I'm not sure if it was the sheer density of pattern...or the fact that my hair was decidedly un-kempt...or maybe they just didn't like brown...but an expedition to locate some APC jeans for Mr. Heb turned into a self-service experience. In a department with (optimistically) six other people in it, no one said hello. After finding the APC area...the jeans...and the size...we then showed ourselves to the changing rooms...where someone finally appeared and asked Mr. Heb is he wanted to try something on.
Now, while I don't enjoy a constant barrage of "can I help you?" or "that would look so cute on you" (especially in reference to something that I wouldn't be caught dead in)...I do like some assurance that I'm not completely invisible. Oh, wait...I wasn't completely invisible...I did get a very dirty look when I sat on a chair outside the changing rooms. Yes, I know they're the men's changing rooms...and, yes, I know that I am a woman...but only in certain parts of America am I treated like a perverted leper for taking a seat. It could just be that instead of obtaining a thrill from the fact that a strange man is getting changed (behind closed doors) several feet away I am waiting for the man I came into the store with to try on a pair of pants and ask the inevitable "does my bum look big in this?" question.
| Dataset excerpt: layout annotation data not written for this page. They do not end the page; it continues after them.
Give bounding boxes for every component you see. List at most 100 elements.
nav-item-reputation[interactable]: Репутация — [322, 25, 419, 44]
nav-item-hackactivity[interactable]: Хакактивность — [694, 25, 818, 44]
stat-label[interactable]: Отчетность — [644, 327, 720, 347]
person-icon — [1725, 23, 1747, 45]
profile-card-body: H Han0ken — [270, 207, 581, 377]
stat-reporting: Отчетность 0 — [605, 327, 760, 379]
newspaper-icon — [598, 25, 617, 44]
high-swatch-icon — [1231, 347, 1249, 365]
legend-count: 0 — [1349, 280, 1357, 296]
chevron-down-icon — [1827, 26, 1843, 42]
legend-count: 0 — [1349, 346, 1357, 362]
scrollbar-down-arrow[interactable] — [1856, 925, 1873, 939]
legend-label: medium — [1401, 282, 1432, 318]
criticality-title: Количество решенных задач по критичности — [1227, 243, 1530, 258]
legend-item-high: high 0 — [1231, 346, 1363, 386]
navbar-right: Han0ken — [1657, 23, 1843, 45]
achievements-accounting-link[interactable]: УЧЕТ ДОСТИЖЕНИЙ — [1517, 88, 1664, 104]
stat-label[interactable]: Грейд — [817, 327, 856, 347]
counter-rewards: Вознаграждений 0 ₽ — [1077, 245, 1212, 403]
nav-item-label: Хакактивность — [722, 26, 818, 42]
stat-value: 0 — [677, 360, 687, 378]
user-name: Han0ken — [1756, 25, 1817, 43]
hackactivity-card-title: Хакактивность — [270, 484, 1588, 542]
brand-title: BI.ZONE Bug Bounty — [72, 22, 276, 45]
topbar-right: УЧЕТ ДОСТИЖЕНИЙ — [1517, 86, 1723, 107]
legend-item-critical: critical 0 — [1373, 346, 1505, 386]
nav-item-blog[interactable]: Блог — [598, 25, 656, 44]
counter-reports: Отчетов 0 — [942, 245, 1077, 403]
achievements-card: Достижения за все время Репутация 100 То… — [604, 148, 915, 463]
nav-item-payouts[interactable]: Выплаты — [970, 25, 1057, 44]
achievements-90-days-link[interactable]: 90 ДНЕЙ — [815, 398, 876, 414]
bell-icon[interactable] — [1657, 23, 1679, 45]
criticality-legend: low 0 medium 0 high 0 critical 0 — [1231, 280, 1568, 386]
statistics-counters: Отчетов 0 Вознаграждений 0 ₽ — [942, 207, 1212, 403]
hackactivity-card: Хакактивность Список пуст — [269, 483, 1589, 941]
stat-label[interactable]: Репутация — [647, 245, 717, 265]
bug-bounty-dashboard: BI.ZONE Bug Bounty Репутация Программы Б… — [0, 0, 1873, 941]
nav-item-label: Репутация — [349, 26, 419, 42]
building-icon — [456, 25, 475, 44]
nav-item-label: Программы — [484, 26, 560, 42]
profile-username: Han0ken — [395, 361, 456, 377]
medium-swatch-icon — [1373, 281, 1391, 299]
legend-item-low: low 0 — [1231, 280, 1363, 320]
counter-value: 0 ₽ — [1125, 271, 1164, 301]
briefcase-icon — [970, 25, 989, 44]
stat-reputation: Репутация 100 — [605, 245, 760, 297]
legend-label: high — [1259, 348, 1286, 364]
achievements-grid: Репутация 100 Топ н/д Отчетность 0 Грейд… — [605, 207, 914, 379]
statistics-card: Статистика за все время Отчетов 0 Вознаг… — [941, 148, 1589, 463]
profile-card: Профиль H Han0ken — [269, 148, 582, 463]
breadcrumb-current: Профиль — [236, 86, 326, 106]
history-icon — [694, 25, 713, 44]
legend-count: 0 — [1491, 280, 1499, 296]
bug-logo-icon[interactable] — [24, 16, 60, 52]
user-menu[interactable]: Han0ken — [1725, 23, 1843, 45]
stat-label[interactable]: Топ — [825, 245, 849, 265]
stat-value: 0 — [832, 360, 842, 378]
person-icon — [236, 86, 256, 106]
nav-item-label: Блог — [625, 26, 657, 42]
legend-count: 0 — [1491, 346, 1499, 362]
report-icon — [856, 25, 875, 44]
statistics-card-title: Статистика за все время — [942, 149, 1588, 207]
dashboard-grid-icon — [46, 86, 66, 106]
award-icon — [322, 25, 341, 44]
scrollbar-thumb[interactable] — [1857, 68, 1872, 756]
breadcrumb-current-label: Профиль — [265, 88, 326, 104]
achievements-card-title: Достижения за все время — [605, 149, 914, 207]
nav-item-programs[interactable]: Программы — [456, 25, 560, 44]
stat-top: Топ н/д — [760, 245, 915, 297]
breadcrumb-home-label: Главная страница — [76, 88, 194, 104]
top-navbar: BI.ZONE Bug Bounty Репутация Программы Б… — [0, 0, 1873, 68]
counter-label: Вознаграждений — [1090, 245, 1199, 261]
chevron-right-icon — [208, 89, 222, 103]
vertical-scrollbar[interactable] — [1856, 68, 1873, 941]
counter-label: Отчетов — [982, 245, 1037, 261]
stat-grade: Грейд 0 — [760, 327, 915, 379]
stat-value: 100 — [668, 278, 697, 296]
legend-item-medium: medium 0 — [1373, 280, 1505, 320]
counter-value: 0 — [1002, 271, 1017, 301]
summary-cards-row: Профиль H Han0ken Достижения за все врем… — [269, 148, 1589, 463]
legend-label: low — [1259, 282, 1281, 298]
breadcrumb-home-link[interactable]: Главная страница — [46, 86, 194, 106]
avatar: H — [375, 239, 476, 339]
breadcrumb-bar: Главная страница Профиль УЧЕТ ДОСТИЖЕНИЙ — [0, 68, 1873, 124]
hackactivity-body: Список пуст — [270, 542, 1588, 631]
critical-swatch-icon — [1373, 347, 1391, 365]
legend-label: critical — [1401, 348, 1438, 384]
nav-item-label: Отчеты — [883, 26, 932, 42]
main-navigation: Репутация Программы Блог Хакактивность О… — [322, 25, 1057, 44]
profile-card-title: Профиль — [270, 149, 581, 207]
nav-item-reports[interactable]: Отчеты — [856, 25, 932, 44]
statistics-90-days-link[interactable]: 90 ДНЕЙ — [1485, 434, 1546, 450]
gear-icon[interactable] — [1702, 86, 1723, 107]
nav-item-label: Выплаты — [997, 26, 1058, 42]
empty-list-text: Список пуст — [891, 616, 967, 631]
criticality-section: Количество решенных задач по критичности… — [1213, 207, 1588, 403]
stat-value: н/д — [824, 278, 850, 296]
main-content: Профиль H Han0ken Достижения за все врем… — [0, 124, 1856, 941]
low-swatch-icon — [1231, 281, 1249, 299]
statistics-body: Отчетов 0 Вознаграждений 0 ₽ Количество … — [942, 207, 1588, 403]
I'd love to say at this point that we removed ourselves from the store without making a purchase. However, Mr. Heb's jeans quest has been going on for some time now...the APC jeans fitted perfectly...and it would have been a case of "cutting off nose to spite face" not to have bought them. Now, if you'll excuse me, I am going to browse around a few virtual boutiques...
I think your post is a prime example of today's so-called sales associates and their lack of gracious helpfulness. They act as though they're doing us a huge favor by letting us in the door. I find the same appalling lack in bartenders. Does no one take pride in their work? Who's hiring these people?
i totally prefer online shopping. customer service is one of the many gripes i have with real-life stores.
as for your appearance... today i had to run out on a quick errand, and i wore my pajamas, a coat, boots and a hat. a man asking for money from everyone went silent as i walked past, and then he resumed. which would you rather, being snubbed by sales associates, or being snubbed by the homeless?
oh you really shouldn't. maybe they were utterly bummed out since they knew some of them were going to be fired next week, or maybe a few people already were. it's a depressing time in retail. probably had nothing to do with you at all.
when i go into barneys, or a shop like the yy boutique, i always want to be left alone. i don't care what the reason is that my wish always happens to come true. ;)
I think your outfit is great; if their bad service is in anyway connected to what their snooty preconception of "fashion" should be, that's even more of a shame. As for being "unkempt"--if this is indeed "unkempt," it pales in comparison to the "bohemian" "style" sported by many big-spending celebrities and heralded by magazines as the best thing ever. How ironic.